Suruç katliamı için adalet yürüyüşü 9. yılında da hem Türkiye/Kürdistan’da hem de Avrupa’da direniş ve kararlılık yüklü eylem ve etkinliklere sahne oluyor. Birleşik mücadelenin en net biçimiyle görünür olduğu Suruç gündemli eylemlerde, tasfiyecilik öğütleyen faşist diktatörlüğe karşı boyun eğilmeyeceğinin açık kararlılığı sergileniyor. Hiçbir saldırı bu kararlılığın önüne geçemiyor.
Yerel seçimlerle birlikte yükselişe geçen ezilenlerin mücadelesi, “Suruç için adalet, herkes için adalet” şiarıyla sokak ve meydanlarda güç topluyor. Uyuyanları yeniden uyarıyor, direnme kudreti aşılıyor. Marksist Leninist komünistlerin ve sosyalist gençliğin yılların birikimi politik mücadele deneyimi, genel hareketin yolunu bir kez daha açıyor. Öncü parti gerçekliği bir kez daha kendini gösteriyor.
Suruç eylemleri deyim yerindeyse yaz sürecinin kapısını mücadele birikimiyle aralıyor. Ve bu sürecin hemen sonrasında yeni gündemler kapımızı çalacak. Farklı coğrafyalar, farklı ağırlaşan sorunlar biçiminde ilerlese de, zorluklarla birlikte olanakların da bir o kadar yeni sürecin içerisinde yeşerip büyümekte olduğunun işaretleriyle dolu.

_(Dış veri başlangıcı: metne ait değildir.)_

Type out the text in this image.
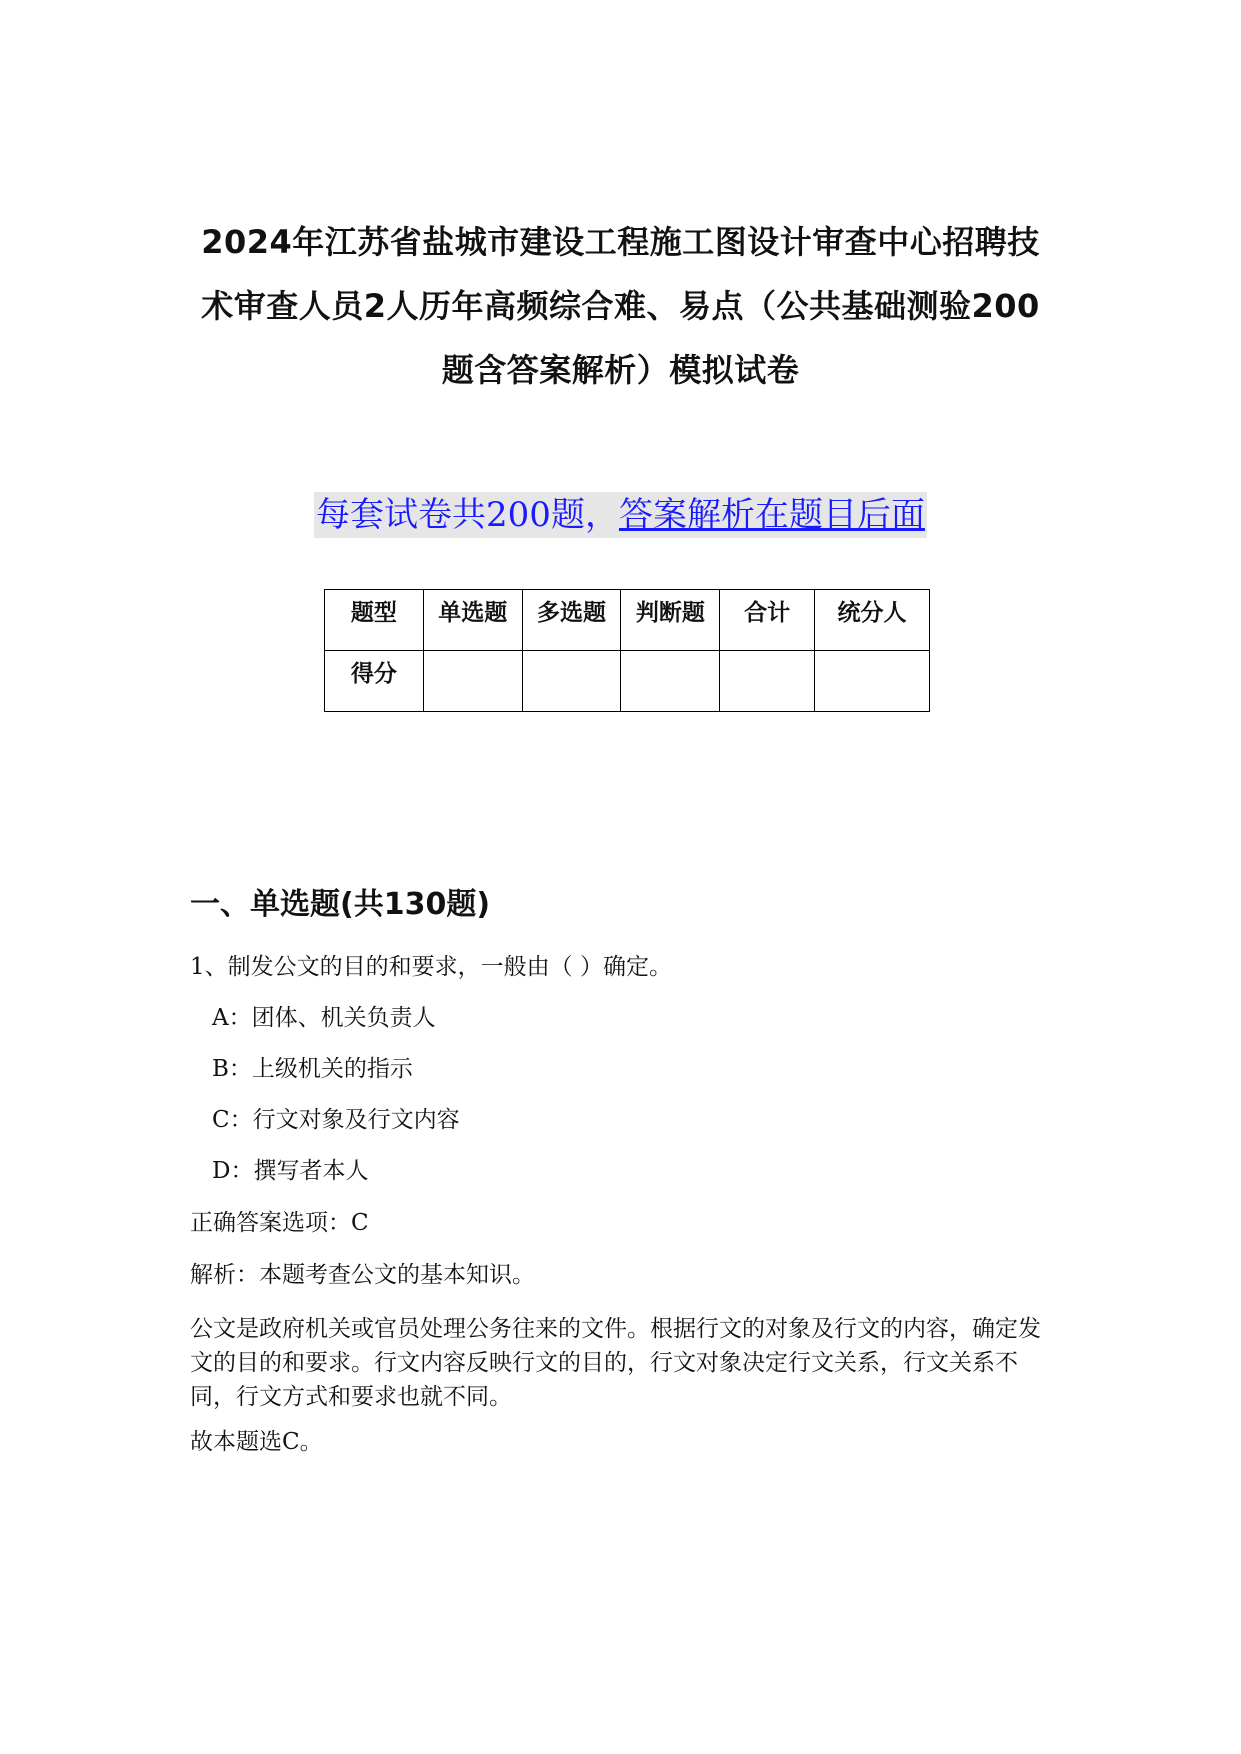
2024年江苏省盐城市建设工程施工图设计审查中心招聘技
术审查人员2人历年高频综合难、易点（公共基础测验200
题含答案解析）模拟试卷
每套试卷共200题，答案解析在题目后面
题型	单选题	多选题	判断题	合计	统分人
得分					
一、单选题(共130题)

1、制发公文的目的和要求，一般由（ ）确定。

A：团体、机关负责人

B：上级机关的指示

C：行文对象及行文内容

D：撰写者本人

正确答案选项：C

解析：本题考查公文的基本知识。

公文是政府机关或官员处理公务往来的文件。根据行文的对象及行文的内容，确定发文的目的和要求。行文内容反映行文的目的，行文对象决定行文关系，行文关系不同，行文方式和要求也就不同。

故本题选C。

Türkiye ve Kuzey Kürdistan’da faşist rejim işçi sınıfı ve ezilenlere, onların politik öncülerine dönük saldırılarını yeni dönemde daha da azgınca yürüteceğinin işaretlerini vermeye başladı. Rojava ve gerilla alanlarının aralıksız bombalanması, sınır ötesi operasyon için askeri sevkiyatın son hız devam etmesi, işçi sınıfı eylemlerine azgınca saldırı, başta sosyalistler olmak üzere faşizmi alaşağı etmekte kararlı güçlere dönük işkence ve tutuklama terörünün egemenlerin kendi hukuk sistemlerini tanımaz halde uygulanması bütün döneme yayılma eğiliminde.
Ancak geride kalan azgın tasfiyeci saldırılarda olduğu gibi, yeni dönemin saldırılarında da faşist rejimin gayesine ulaşamayacağı direngen kuvvetlerin ortaya koyduğu baş eğmez tutumdan, açlık ve yoksulluğa mahkum edilen, ulusal ve inançsal soykırım yaşatılan milyonların derinleşen öfkesinden görülüyor.
Yaşadığımız emperyalist Avrupa ülkelerinde de durum pek farklı değil. Derinleşen emperyalist rekabet ve hegemonya mücadelesinin yerli işçi ve emekçilerin, göçmenlerin günlük yaşamları üzerindeki olumsuz etkileri, Ukrayna savaşıyla birlikte çok daha net bir biçimde görüldü. Günlük zamlarla birlikte yaşam standartları alabildiğine geriledi. Açlık ve yoksulluk tehlikesi Avrupa halklarını da tehdit eder hale geldi. Yaşanan enerji ve gıda kriziyle, pahalılıkla birlikte gelecek ay ve yılların, milyonlarca emekçinin daha da yoksullaşması anlamına geleceği çok açık.
Bu durumu hali hazırda kabul etmeyen öncü işçiler ve kimi mücadeleci sendikalar kapitalist devlet ve şirketlere karşı iş yavaşlatma, durdurma, grev ve lokavt gibi yöntemlerle üretimden gelen güçlerini harekete geçiriyor, direniş örgütlüyorlar. Artık Almanya’dan Fransa’ya, Belçika’dan İngiltere’ye birçok ülkede günlük mücadele örneklerine tanık oluyoruz.
Hiç şüphesiz saydığımız tüm bu gelişmeler Avrupa’daki Marksist Leninist komünistlerin temel politik mücadele gündemleri arasında yer alacak. Ancak yeni dönemin ağırlaşan görev yükünü omuzlamak, egemenler karşısında zaferler elde etmek çok daha fazla kararlı ve emekçi bir hatta durmayı koşulluyor. Özellikle başta Türkiyeli ve Kürdistanlı göçmenler olmak üzere, yerli işçi ve emekçilerle temas noktalarını ve anlarını çoğaltmak, kitle çalışmasını daha enerjik ve eksiksiz yerine getirme çabasında olmak, geleceğe daha emin ilerlemenin yolunu döşeyecektir.
Suruç için adalet eylemlerindeki öncü ve birleşik çıkışa yaslanarak geleceği örelim.